The church is a taste of heaven. Just a taste. And yes, it’s a taste mixed with toxins at times. Yet even in our failures, the Spirit does something supernatural and we display a new community to those who have otherwise lost hope.

3. Ecclesiology Keeps Churches from Despair

A right understanding of the church will lead us to a right understanding of our mission in the community. Our job is not to transform a neighborhood, but to transform a people within the community who will display God’s glory to the neighborhood and the nations. This, after all, is what Jesus instructed: “Therefore, go and make disciples of all nations” (Matt. 28:19).

Without a proper understanding of the church, we might think our job is to end poverty. That would be amazing! But what if we are faithful for 30 years and everyone is still poor? Have we failed? Without a proper understanding of the church, we might think our job is to get everyone in the community off drugs and into jobs. That would be great! But what if joblessness remains a problem and the drug epidemic gets worse? Have we failed?

Don’t get me wrong, I’m all for jobs, addiction ministry, and helping people make money. Those are good works we need to discuss. My point is simply this: only Christ’s return will completely change the community. One day, He’ll come back, the wicked will be judged, and his Kingdom will be made visible.

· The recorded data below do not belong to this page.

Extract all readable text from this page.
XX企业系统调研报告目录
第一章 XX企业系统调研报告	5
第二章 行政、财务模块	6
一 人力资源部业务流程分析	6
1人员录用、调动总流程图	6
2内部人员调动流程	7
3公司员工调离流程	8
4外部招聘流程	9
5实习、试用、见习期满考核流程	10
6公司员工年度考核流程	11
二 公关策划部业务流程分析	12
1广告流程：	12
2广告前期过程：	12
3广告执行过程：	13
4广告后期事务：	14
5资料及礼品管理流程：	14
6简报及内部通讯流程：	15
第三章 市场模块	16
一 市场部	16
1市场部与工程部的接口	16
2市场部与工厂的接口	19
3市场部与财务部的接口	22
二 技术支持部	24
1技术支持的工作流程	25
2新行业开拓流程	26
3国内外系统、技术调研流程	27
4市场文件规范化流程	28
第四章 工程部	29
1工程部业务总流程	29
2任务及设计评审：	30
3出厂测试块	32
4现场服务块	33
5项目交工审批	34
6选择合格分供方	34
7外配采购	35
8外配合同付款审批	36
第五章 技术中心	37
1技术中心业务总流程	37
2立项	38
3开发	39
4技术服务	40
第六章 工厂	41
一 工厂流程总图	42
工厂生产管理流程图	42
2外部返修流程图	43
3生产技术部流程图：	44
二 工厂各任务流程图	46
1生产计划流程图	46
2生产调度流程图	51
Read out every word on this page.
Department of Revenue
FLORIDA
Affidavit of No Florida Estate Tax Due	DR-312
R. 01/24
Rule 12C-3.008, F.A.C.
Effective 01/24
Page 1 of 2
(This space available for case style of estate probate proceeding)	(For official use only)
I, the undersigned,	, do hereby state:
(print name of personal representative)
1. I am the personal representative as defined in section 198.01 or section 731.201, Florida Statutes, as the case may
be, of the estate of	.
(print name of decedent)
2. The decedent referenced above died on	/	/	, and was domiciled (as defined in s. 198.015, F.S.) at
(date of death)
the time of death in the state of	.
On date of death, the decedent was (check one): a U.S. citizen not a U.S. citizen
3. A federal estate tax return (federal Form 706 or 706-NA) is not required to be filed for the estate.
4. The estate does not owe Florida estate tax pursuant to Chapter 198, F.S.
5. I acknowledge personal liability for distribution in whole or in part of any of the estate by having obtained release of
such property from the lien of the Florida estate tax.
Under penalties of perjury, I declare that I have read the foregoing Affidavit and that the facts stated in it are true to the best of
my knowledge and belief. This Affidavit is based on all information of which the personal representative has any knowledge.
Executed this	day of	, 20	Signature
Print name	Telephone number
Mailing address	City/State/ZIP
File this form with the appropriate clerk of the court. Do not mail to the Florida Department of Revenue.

Until then, the church is a group of strangers and aliens in a foreign land. We’re organized and directed by God through His Word. We live as salt and light. As the body of Christ, we testify to the world who He is and what He’s done. We are a beacon of hope for the lost. And we are a family of believers “encouraging one another, and all the more as you see the Day drawing near” (Hebrews 10:25).

Ecclesiology matters. As we develop healthy churches, we relentlessly and joyfully produce counter-cultural communities which accurately display God’s glory. One day, Jesus will return. Until that day, let us be reminded that Jesus said: “I will build my church” (Matt. 16:18). It’s His church. Let’s build and lead them the way He directs.